The film's lack of moral position toward the characters is not a sign of an artistic sophistication that forces viewers to "make up their own minds" as in real life. It is, rather, a failure to establish an essential element in a work of art: a point of view. Given equal evidence on both sides of the film's moral conflicts, viewers draw no conclusion and thus lack a deep involvement in the work.
The same problem affects Chabrol's "Le boucher" (1970), in which the protagonist is given no motivation for protecting a homicidal maniac, who goes on to kill again. Both films end up repelling viewers instead of engaging them. By contrast, his "La femme infidèle" (1969) is a masterpiece because even though the heroine's two actions are contradictory (cheating on her husband, yet returning to love him), the film develops a single emotional truth that embraces them.
Le boucher (1970)
Chabrol's Perfect Touch Is Missing
Chabrol in his previous two films with Audran ("Les biches" and "La femme infidèle") shows a perfect touch in presenting actions whose motivations are unexplained or underexplained yet emotionally plausible. Here, in "Le boucher," he miscalculates and does the opposite: Hélène's motivation is obvious and implausible.
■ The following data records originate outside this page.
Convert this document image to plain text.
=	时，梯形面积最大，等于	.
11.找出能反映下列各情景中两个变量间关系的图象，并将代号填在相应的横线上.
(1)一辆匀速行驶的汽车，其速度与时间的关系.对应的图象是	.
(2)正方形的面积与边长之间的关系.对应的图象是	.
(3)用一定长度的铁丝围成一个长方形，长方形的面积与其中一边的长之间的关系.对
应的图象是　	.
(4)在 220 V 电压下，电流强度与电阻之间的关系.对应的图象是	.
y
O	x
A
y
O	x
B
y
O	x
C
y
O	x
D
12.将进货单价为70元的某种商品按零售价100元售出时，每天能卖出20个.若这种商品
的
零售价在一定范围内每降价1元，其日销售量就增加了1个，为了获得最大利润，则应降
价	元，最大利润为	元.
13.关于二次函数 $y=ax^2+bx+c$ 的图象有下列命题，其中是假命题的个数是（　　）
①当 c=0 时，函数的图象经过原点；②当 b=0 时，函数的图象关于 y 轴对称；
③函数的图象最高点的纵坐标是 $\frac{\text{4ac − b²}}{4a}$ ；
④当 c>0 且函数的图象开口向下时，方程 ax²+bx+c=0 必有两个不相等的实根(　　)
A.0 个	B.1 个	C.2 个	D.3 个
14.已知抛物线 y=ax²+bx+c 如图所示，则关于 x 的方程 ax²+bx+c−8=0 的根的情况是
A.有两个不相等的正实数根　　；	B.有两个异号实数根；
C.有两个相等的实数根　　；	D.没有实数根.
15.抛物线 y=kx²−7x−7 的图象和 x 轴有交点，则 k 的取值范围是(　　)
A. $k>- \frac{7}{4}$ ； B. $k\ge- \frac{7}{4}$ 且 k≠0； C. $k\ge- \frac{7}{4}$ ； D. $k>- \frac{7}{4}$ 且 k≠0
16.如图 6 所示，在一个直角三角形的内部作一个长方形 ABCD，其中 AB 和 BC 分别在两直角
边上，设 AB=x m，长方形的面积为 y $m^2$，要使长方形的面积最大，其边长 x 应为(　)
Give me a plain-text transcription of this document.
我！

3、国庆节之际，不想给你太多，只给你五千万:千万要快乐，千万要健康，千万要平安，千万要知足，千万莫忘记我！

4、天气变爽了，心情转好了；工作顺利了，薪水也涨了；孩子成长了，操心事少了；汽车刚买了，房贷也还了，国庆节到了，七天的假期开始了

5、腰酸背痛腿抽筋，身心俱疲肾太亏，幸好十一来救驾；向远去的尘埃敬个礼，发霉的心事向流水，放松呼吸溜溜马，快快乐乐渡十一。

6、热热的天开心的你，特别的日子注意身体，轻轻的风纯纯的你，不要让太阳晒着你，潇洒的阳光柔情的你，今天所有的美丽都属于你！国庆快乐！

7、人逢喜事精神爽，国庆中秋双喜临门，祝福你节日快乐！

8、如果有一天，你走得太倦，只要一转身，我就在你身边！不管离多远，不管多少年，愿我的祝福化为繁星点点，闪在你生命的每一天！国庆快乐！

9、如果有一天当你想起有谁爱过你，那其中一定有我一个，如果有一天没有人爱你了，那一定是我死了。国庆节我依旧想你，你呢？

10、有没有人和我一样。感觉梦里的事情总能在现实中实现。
Hélène is intelligent, happy, and successful in a career she loves, and she has sworn off romance after a bad experience. Yet we're supposed to believe she's drawn to a man whose every remark shows him to be embittered, morose, and uneducated. And the attraction is such that after only a few casual meetings with him, she hides evidence that he's a deranged killer.
Her action is a touchstone of the thriller genre: a protagonist covering up a lover's crime. When this moment is handled properly, the audience's shock at the perversion of justice is balanced by sympathy for the protagonist's devotion. But since there is no basis for Hélène's devotion, we respond only with disgust, which destroys our sympathy for her -- a fatal flaw for any film. Our disgust increases after the third murder, which she's partly responsible for. The film grows ever more repellent as it fails to acknowledge how compromised its heroine is.
Finally comes the ride to the hospital, where Paul makes a speech. Here is Chabrol's chance to salvage the situation by revealing some poetic truth behind it. Instead, Paul only declares that he worships Hélène. He adds a creepy, stalker-like confession of how he stood in the street many nights staring at her window. These are platitudes that beautiful women hear all too often. Yet for Chabrol they justify Hélène's radiant expression at the hospital, her first kiss of Paul, and her vigil by the water after his death. Becoming the object of a homicidal sadist's obsession -- something that real women dread -- supposedly transforms and redeems Hélène.
Chabrol apparently had in mind a schematic notion about embracing the bestial foundation of society as it breaks through the bourgeois surface, but he failed to develop the schema into a credible story.